Buy Now, Pay Later Lender Affirm Expands Into Financing Elective Medical Procedures

Over the past year, Affirm has more than doubled the number of elective medical merchants on its network, reaching around 130 at of the end of 2023. The San Francisco-based company is hoping to tap growing consumer demand for financing for cosmetic treatments, dental services, medical devices and veterinary procedures. 


While Affirm has been adding elective medical providers since the middle of last year, it has not previously discussed or publicized its push into the sector, the first by a major BNPL provider in the U.S. market, the company said.     


"It's a smart growth strategy," said Ted Rossman, senior industry analyst at Bankrate, a consumer finance publisher. "They're already doing a lot with e-commerce, and that'll continue to grow, but it's always about the next big thing."


BNPL providers partner with retailers like Amazon.com and Walmart to finance customer purchases, earning a commission on the sale and interest on the loan, which shoppers repay in a handful of installments. BNPL loans drove $75 billion in online spending in 2023, up 14.3 percent from 2022, according to Adobe Analytics. 


Despite that growth, some fintech lenders have been pressured by high interest rates and inflation, which have driven up their borrowing costs and customer delinquencies, though Affirm's 30-day delinquencies are currently steady compared to the year prior. 

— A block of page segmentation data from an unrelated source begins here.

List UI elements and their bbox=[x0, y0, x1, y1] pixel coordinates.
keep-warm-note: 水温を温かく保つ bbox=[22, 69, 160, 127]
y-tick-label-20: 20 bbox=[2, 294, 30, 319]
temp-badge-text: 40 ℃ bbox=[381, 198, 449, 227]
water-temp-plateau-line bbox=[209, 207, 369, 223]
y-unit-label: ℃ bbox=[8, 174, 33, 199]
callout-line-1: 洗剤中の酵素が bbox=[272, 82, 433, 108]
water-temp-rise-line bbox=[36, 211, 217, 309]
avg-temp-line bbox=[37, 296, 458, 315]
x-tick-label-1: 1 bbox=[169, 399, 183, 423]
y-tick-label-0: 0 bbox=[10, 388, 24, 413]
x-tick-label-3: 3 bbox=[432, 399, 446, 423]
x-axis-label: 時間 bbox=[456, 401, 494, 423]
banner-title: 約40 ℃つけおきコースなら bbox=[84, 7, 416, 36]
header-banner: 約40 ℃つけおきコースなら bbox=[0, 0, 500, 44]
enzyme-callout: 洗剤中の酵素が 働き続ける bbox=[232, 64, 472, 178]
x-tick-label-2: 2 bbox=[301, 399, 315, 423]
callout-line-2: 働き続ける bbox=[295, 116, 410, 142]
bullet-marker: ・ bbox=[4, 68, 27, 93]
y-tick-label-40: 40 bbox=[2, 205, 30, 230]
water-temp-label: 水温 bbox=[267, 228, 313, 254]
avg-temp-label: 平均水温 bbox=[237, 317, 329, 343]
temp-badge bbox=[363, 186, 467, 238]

While most BNPL purchases are for discretionary consumer goods like clothes and beauty, spending on services, travel, healthcare and even education has been growing since 2019, according to a 2022 U.S. Consumer Financial Protection Bureau (CFPB) report. 


Affirm is marketing elective medical procedure loans as an alternative to medical credit cards, like Synchrony Financial's CareCredit, and installment loans. Those products typically waive interest payments for a promotional period after which annual interest is on average 27 percent, according to the CFPB. 


Affirm declined to disclose the average interest rate it charges customers for elective medical purchases, but said that nearly half of its transactions in the category are at 0% APR - a higher proportion compared to other categories. 


BNPL borrowers are more likely to have lower credit scores and lower savings on average, according to the CFPB. U.S. borrowers on lower incomes are increasingly struggling to keep up with their loan payments, Reuters reported on Monday.  


"One of our long standing concerns is a cumulative impact of multiple buy now, pay later loans on top of other expenses and debt obligations, which could really push the consumer over into over-indebtedness and financial distress," said Delicia Hand, a senior director at Consumer Reports. 


Affirm mostly lends to near-prime and prime--credit scores between about 620 and 719--borrowers. The company says it only lends what customers are able to repay, total charges are disclosed upfront, and there are no late or hidden fees.